The pronotum projects noticeably along the sides of the front of the body, is rounded, and narrows near the apex. Its surface is densely punctured, with some punctures elongated or arranged in rhombus-like patterns near the center. Each puncture contains a white piliform scale, and a smooth central ridge runs down the middle. The elytral intervals each have a row of coarse punctures flanked by smooth ridges.

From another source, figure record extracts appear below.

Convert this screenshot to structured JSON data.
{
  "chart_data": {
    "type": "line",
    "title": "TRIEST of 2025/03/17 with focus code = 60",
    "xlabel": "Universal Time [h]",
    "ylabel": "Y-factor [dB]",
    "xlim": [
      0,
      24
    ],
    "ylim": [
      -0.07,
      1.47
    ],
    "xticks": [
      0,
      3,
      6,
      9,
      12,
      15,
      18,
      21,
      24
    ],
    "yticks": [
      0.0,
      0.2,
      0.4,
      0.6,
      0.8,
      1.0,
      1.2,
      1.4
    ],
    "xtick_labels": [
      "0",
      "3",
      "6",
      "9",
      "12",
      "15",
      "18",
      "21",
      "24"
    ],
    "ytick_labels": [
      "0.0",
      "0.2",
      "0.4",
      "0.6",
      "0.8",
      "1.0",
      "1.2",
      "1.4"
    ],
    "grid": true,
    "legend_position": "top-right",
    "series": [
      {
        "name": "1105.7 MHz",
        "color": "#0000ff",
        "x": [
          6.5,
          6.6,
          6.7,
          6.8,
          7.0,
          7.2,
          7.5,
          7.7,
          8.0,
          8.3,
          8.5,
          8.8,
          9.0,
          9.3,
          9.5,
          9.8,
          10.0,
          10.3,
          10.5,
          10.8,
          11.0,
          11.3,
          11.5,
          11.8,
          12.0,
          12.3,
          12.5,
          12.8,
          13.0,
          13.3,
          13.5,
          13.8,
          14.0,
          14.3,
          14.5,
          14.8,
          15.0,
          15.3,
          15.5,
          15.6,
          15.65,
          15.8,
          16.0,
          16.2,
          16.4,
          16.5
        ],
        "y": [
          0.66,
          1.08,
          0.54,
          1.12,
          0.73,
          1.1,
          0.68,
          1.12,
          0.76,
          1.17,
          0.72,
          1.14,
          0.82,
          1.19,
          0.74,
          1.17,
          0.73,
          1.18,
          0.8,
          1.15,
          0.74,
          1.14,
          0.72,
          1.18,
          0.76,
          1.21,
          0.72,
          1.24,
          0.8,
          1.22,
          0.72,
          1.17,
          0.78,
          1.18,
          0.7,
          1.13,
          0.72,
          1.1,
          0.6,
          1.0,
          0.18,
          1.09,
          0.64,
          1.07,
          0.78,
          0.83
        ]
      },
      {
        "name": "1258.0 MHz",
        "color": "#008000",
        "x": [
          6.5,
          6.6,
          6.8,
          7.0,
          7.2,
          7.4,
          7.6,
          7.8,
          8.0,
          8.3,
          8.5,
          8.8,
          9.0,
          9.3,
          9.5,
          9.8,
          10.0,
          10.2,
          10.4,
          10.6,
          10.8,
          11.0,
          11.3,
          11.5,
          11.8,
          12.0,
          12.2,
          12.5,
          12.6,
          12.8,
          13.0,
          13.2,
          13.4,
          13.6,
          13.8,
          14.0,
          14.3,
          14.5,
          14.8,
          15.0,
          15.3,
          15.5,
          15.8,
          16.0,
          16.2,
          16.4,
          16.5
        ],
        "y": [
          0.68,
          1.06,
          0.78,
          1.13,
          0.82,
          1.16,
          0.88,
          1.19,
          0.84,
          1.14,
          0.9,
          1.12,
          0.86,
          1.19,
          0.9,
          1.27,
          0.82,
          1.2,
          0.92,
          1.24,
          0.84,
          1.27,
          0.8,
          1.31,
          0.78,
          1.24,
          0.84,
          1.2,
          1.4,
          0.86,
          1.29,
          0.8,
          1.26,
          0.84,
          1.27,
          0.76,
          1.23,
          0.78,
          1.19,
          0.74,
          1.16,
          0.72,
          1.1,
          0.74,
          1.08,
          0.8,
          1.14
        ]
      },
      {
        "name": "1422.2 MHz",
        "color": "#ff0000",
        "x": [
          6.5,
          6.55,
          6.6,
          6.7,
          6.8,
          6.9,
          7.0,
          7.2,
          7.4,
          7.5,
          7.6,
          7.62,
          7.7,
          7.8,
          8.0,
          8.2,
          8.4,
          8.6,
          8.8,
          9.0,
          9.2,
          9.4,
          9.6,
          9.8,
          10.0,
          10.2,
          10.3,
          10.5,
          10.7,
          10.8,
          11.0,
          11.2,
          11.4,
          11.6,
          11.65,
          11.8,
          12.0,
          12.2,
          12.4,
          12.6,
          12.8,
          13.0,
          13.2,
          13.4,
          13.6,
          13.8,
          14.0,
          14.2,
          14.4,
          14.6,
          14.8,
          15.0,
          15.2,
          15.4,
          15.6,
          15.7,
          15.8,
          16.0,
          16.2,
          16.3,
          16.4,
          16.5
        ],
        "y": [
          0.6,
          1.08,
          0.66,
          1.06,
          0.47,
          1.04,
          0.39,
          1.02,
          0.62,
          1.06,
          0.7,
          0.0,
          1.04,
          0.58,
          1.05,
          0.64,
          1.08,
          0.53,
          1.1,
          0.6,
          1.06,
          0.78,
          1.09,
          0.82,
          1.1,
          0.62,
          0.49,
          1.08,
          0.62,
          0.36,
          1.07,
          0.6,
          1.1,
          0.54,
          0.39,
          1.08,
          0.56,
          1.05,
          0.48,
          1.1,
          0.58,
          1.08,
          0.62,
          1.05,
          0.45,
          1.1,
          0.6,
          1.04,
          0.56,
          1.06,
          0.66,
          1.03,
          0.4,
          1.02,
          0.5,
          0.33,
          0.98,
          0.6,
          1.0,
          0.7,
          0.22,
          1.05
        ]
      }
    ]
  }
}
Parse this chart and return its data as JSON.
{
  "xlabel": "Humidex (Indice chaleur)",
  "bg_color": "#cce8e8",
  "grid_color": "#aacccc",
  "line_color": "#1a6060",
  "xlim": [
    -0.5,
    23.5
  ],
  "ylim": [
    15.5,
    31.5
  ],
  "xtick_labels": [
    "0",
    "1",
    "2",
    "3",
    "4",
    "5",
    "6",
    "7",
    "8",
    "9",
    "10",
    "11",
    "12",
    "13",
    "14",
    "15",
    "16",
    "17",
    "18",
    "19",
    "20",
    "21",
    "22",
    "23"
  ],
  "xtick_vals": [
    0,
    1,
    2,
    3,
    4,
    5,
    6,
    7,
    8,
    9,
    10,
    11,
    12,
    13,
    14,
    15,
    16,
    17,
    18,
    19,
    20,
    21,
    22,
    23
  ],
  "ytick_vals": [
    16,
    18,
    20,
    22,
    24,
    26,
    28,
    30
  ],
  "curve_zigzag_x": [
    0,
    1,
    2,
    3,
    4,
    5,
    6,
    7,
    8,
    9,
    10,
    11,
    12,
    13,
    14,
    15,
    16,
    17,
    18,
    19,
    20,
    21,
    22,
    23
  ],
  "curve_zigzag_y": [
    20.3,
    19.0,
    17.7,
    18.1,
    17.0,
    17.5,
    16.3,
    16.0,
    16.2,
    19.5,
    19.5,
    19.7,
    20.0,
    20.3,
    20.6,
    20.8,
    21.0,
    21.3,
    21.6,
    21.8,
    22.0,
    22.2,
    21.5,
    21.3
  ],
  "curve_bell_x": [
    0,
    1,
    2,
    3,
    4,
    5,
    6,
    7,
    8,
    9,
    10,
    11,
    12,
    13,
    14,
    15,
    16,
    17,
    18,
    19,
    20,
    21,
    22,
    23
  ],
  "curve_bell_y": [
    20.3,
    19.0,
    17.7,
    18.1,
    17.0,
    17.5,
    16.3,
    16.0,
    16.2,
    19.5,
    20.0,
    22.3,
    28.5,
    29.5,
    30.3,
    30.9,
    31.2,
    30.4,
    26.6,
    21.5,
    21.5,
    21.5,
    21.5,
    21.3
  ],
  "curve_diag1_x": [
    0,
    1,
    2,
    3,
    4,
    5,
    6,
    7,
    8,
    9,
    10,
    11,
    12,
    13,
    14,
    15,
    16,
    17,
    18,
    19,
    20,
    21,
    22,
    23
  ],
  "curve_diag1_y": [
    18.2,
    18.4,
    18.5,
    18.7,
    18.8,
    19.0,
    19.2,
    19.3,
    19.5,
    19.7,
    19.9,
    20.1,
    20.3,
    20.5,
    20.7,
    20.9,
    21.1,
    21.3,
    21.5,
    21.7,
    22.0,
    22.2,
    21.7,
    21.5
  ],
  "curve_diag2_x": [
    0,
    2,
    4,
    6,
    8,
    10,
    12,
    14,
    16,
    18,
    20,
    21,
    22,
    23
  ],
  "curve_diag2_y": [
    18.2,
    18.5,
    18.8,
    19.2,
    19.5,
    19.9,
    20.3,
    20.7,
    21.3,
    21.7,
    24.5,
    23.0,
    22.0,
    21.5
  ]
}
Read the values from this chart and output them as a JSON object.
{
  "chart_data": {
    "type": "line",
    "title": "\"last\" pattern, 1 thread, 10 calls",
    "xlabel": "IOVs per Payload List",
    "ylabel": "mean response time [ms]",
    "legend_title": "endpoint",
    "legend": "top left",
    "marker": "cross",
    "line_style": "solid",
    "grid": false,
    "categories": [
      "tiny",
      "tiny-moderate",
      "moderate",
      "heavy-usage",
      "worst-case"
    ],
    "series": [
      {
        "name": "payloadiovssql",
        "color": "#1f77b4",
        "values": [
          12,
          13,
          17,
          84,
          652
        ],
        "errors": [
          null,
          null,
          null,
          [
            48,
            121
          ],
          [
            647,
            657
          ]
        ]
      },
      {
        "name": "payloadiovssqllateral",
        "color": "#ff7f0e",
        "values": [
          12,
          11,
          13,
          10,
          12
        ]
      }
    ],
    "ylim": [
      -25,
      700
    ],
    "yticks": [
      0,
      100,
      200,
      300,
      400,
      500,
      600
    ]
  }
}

The striae are difficult to distinguish from secondary puncture rows. The punctures contain long, flat, cream-colored scales. A mostly smooth transverse band is present near the middle. Interval 7 is swollen near the tip, forming a lateral edge. The elytral tip is nearly straight and the sutural interval does not protrude. The femora are edentate and the underside ridge is indistinct. The hind femur has a stridulatory patch near the tip. The upper edge of the tibiae has a sharp tooth formed by an angled projection near the base. The fifth abdominal segment has a shallow central pit and is covered with long, semi-upright scales at the base and sides.

In males, the penis is short with nearly parallel sides and a broadly rounded tip. It contains a complex transfer apparatus that is rotated to the left. The apodemes are three times the length of the penis. The ductus ejaculatorius lacks a bulb.

Females are more slender than males. Their rostrum has smooth central and submedian ridges. The female elytra are widest near the middle and have a more convex outline, while male elytra are widest between the humeri. The female elytral sculpture is less distinct, with weak or absent longitudinal ridges, a faint transverse band near the middle, and sparse punctures. The fifth abdominal segment in females is flat.

== Distribution ==
Trigonopterus alaspurwensis is endemic to the Indonesian province of East Java, where it is known only from Alas Purwo National Park. It has been recorded from an elevation of 25 m.